Professional organization for playwrights, composers, and lyricists

The Dramatists Guild of America is a professional organization for playwrights, composers, and lyricists working in the U.S. theatre market. It was born in 1921 out of the Authors Guild, known then as Authors League of America, formed in 1912.

Membership as an Associate Member is open to any person having written at least one stage play. Active Members are playwrights who have had at least one play produced in front of a paying audience or have had their work published by a major theatrical publisher. Student membership is also available for those enrolled in dramatic writing courses.

The Dramatists Guild works to negotiate better contracts for playwrights in professional markets and offers recommendations for contracts in other markets. The Business Affairs division assists playwrights by reviewing contracts for productions and maintains a set of contracts for Guild members to use when licensing their work.

The Dramatist is a quarterly journal produced by the Dramatists Guild, which includes articles, interviews, and other information pertinent to theatre writers.

==History==
1912 – The constitution and by-laws of the Authors' League of America (which included 350 novelists, poets, dramatists, and magazine authors) were adopted December 13 and incorporated on December 18.

1915 – First attempt by a sub-committee of the Authors League at creating a Dramatic Contract to stake out the ill-defined rights of dramatists.

1917 – A committee headed by Cosmo Hamilton, in which Edward Childs Carpenter and Channing Pollock began their yeoman service to dramatists, drew up a new Standard Dramatic Form Contract. While some producers were cooperative, those who dominated the then powerful, tightly controlled Manager's Protective Association resented its "gall". The Shuberts sent a message via Augustus Thomas, that they would "close their theatres sooner than sign the proposed contract…managers would treat authors individually and in no other way, and that the part of good business was for a manager to get the best and most he could".

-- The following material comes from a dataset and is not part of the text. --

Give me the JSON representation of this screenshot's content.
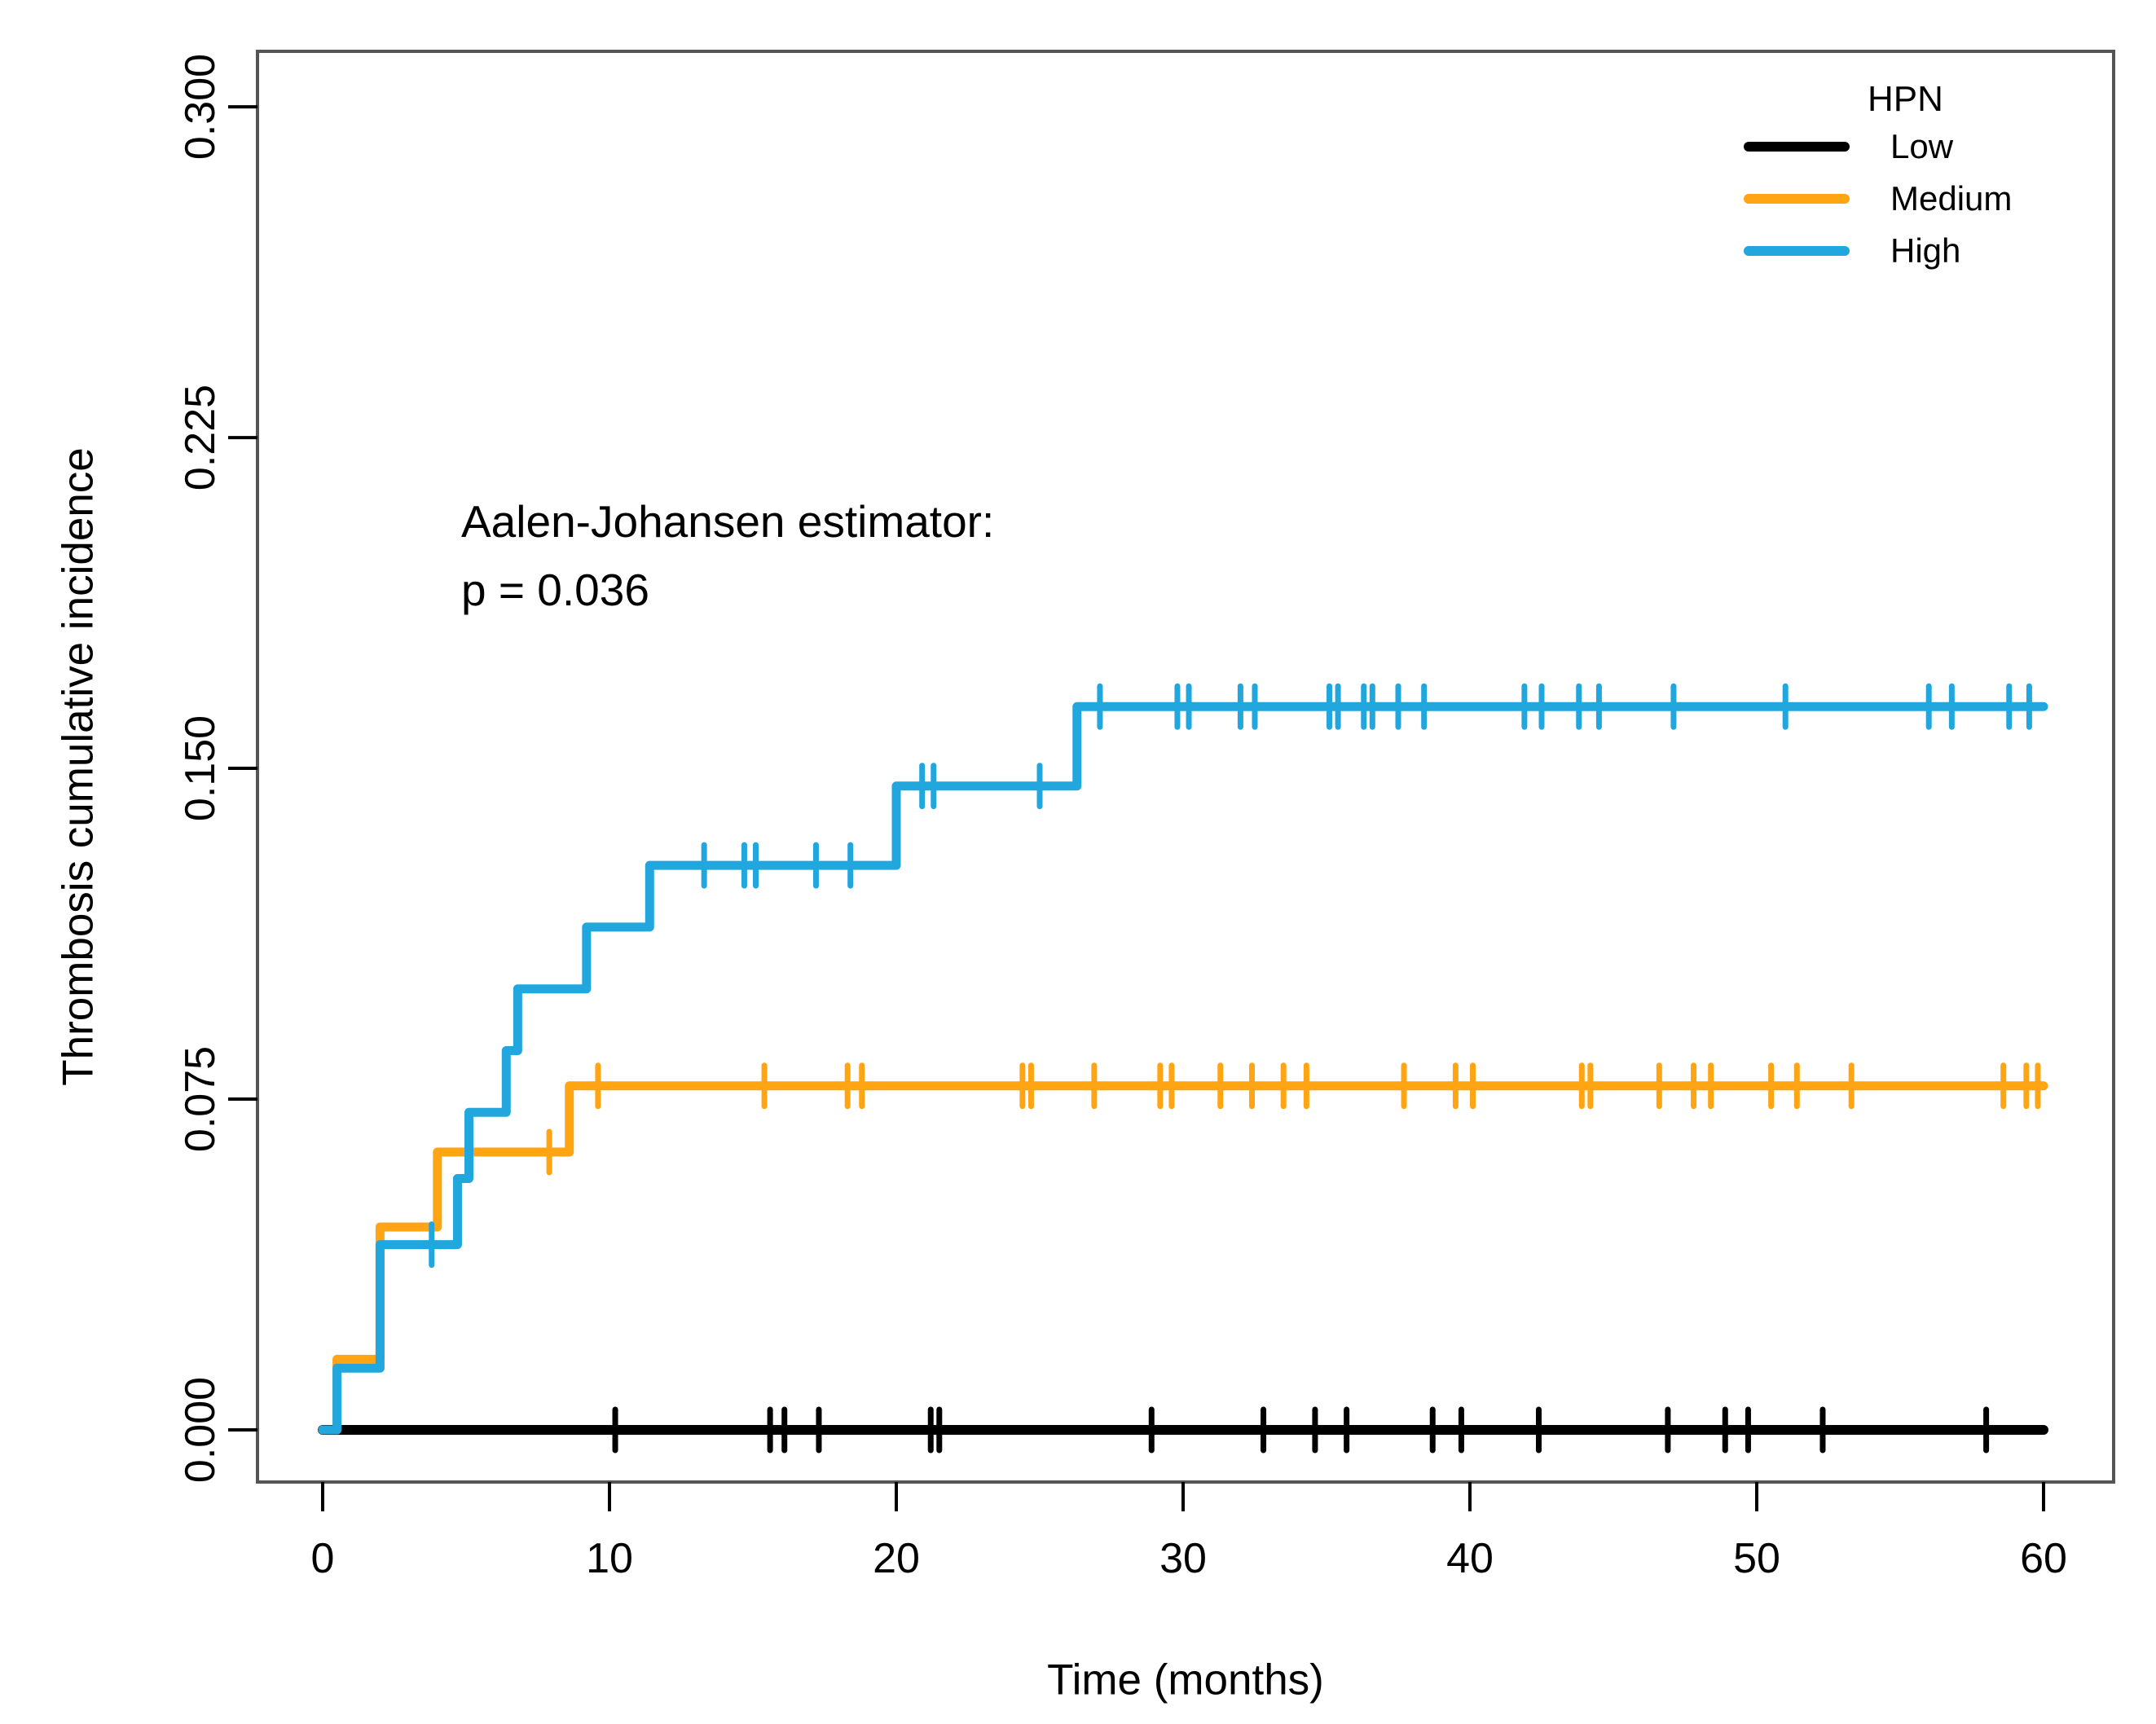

1919 – The Authors' League granted Channing Pollock's suggestion that the playwrights form an autonomous committee of 32 "working dramatists", to unite into a "Dramatic Committee" which by then had in all 112 adherents. Out of this, the Dramatists Guild was later born and baptized. Owen Davis is elected the first Guild President.

1920 – A Standard Form Minimum Dramatic Contract was negotiated between the Managers Protective Association and The Authors' League (not the still amorphous Dramatists Guild). Despite modern improvements, the contract had two vital defects: its use was not mandatory, and its terms were non-enforceable. No manager or author was required to become a member of his respective organization, and no one could be penalized for not using the contract.

1921 – In order that the Authors' League, by supplanting Bronson Howard's Society of American Dramatists and Composers, might not lead to its elimination, a liaison was made with the Dramatists Guild. The two organizations, for a year, with the same officers were officially known as "The American Dramatists".

1922 – Official naming: Dramatists Guild. Edward Childs Carpenter elected second DG president.

1924 – Arthur Richman elected third Guild president.

1926 – The birth of the first Minimum Basic Agreement (MBA). New clauses had crept into the existing polite 1920 agreement to which authors had to submit to get production; unjust trade habits were becoming precedents; red ink was blotting out protective clauses; and lastly, economic conditions had come into the theatre crying for adjustment in fairness to the managers themselves.

2021 – Amanda Green becomes the first woman elected as president of the Guild.